RSO im Musikverein: Den Schmerz bewusst unterspielen
Es dominiert die Klarheit. Das Weiche, Warme, weicht weitgehend. Das Leid wird zurückgehalten bei Alsop, nichts wird überdramatisiert, sondern eher unterspielt. Das gilt für Barbers Klassiker, der, wenn zu sehr in die Emphase gegangen, leicht am Kitschigen vorbeischrammen kann, hier aber dezent, beinahe zurückgenommen daherkommt.
Das gilt für Adams Leidenslyrik, bei der dieser die am Schmerz der Bürgerkriegslazarette geschulten Verse des großen Walt Whitman als Ausgangspunkt für sein Werk nimmt. Es ist der schwere Gang durch die Krankenlager der Sterbenden und Amputierten, eine Poesie des Elends, die an- und abschwillt, bisweilen in Schreien kulminiert.

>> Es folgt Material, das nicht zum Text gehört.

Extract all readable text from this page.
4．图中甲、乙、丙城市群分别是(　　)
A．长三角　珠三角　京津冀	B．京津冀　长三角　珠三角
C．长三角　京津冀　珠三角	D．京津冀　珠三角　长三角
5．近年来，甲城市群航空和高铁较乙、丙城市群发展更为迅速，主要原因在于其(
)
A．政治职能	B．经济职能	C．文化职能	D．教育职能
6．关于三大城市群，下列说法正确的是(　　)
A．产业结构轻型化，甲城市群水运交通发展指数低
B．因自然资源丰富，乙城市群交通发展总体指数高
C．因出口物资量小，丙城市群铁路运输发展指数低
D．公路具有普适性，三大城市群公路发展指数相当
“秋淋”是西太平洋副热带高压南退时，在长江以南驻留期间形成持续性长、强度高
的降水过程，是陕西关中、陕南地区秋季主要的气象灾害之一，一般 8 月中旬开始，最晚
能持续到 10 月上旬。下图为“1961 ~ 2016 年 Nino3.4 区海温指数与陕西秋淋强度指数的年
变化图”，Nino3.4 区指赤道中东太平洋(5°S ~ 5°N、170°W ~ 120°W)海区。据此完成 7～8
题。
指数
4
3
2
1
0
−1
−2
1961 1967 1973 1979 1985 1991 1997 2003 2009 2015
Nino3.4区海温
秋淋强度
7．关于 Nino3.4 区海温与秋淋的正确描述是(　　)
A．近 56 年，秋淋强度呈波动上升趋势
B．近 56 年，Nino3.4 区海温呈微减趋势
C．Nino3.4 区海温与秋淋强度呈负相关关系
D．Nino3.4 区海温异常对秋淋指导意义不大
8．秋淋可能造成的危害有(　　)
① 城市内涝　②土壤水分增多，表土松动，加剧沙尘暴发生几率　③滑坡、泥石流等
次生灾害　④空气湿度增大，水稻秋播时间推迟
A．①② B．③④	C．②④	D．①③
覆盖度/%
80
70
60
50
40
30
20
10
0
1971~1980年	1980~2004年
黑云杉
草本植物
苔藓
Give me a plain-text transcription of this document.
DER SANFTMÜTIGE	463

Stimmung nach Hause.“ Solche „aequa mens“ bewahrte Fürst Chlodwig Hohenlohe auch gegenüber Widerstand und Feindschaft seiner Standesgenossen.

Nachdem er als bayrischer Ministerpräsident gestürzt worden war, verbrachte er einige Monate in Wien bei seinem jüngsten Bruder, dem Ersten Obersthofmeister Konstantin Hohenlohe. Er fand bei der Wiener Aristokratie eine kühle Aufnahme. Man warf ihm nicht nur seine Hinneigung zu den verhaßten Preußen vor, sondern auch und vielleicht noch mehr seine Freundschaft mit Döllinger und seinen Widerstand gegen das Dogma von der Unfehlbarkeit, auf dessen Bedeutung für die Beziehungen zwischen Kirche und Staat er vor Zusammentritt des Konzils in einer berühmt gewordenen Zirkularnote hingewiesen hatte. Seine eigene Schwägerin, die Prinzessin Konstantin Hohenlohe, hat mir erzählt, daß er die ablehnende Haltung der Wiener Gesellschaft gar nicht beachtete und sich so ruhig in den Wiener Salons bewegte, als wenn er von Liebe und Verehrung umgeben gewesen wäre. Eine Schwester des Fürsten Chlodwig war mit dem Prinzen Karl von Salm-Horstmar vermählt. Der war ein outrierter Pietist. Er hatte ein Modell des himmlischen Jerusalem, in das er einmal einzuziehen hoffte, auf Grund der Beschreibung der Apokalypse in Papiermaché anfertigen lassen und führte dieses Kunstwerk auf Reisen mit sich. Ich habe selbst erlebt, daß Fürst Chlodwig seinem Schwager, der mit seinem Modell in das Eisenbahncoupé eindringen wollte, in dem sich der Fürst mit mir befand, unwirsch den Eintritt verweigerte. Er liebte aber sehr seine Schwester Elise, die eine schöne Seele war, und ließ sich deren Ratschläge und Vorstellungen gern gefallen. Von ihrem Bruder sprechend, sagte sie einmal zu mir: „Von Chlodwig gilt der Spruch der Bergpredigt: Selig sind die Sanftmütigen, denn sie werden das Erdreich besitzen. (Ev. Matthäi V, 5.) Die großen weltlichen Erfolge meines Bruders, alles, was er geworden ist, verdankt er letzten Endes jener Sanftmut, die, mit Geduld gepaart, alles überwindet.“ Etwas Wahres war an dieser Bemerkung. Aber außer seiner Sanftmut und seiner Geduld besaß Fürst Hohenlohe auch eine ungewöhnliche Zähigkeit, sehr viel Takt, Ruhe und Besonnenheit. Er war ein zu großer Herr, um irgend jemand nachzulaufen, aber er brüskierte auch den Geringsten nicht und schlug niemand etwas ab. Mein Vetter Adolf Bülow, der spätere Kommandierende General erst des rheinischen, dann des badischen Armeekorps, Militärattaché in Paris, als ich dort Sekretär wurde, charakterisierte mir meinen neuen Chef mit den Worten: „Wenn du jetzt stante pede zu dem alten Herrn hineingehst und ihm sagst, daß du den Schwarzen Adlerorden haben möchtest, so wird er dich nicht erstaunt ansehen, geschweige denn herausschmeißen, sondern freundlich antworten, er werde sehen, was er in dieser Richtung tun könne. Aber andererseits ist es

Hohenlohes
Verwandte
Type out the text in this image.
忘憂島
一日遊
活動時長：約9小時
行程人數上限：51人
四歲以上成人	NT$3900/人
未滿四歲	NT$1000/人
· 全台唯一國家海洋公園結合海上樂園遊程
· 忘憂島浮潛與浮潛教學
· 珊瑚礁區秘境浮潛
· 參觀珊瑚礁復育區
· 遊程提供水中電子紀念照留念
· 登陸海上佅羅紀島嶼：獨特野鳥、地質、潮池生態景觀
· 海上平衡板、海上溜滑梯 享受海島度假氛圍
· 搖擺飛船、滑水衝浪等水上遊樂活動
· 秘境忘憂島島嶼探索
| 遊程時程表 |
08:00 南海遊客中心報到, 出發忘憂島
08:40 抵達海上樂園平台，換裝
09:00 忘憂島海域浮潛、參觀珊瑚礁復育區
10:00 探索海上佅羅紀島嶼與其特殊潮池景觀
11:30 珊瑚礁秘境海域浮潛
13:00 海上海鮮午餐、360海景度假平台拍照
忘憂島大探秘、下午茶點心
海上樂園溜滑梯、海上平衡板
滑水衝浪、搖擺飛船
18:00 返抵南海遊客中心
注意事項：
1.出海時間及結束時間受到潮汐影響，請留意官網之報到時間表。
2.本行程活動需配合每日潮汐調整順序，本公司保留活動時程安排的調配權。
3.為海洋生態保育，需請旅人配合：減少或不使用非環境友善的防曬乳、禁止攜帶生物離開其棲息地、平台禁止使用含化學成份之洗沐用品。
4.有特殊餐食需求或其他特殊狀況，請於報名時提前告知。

Adams eigene Art, mit seinen an der Minimal Music geschulten Klängen ein Fundament dafür zu liefern, auf dem sich einzelne Motive und Kantilenen kurz erheben, um dann wieder zurückzusinken, passt kongenial zu Whitman. Und Bariton Matthias Goerne passt zur Interpretation des RSO. Auch er weiß das Wechselspiel zwischen Ausbruch und Zurückhaltung zu bedienen, eher auf letzterer Seite stehend.
Klare Haltung gegenüber dem Schmerz
Und diese Haltung gilt schließlich auch für Schostakowitschs 1953 uraufgeführte Schmerzenssymphonie, die nach Jahren der Unterdrückung zwischen Anklage und Anrennen gegen die Repressionen des Sowjetsystems und der Stalin-Herrschaft changiert. Das RSO weiß sehr wohl, das Rhythmusgewitter des Komponisten von der Leine zu lassen, und Alsop gibt ihrem Orchester immer wieder so freie Zügel, dass sogar der eine oder andere Percussionist im zweiten, aufwühlenden Scherzo-Satz zum Headbanger wird.
Dennoch dominiert an diesem Abend die Erkenntnis, dass straffe Zügel und eine gewisse Zurückhaltung die drei Werke in ihrer Massivität erst wirklich erträglich machen. Der Emotionalität freien Lauf ließ dann schon das Publikum im Goldenen Saal des Musikvereins am Ende des Abends - mit euphorischem Beifall.
(Von Martin Fichter-Wöß/APA)
(S E R V I C E - www.musikverein.at)
Zusammenfassung
- Marin Alsop dirigierte am Mittwochabend im Musikverein drei schmerzhafte Werke mit dem RSO, darunter Samuel Barbers 'Adagio for Strings' und John Adams' Adaption von Walt Whitmans 'The Wound Dresser'.
- Die Interpretation der Stücke war durch eine zurückhaltende Strenge geprägt, die das Leid nicht überdramatisierte, sondern bewusst unterspielte.
- Das Publikum im Goldenen Saal des Musikvereins zeigte sich begeistert und belohnte die Aufführung mit euphorischem Beifall.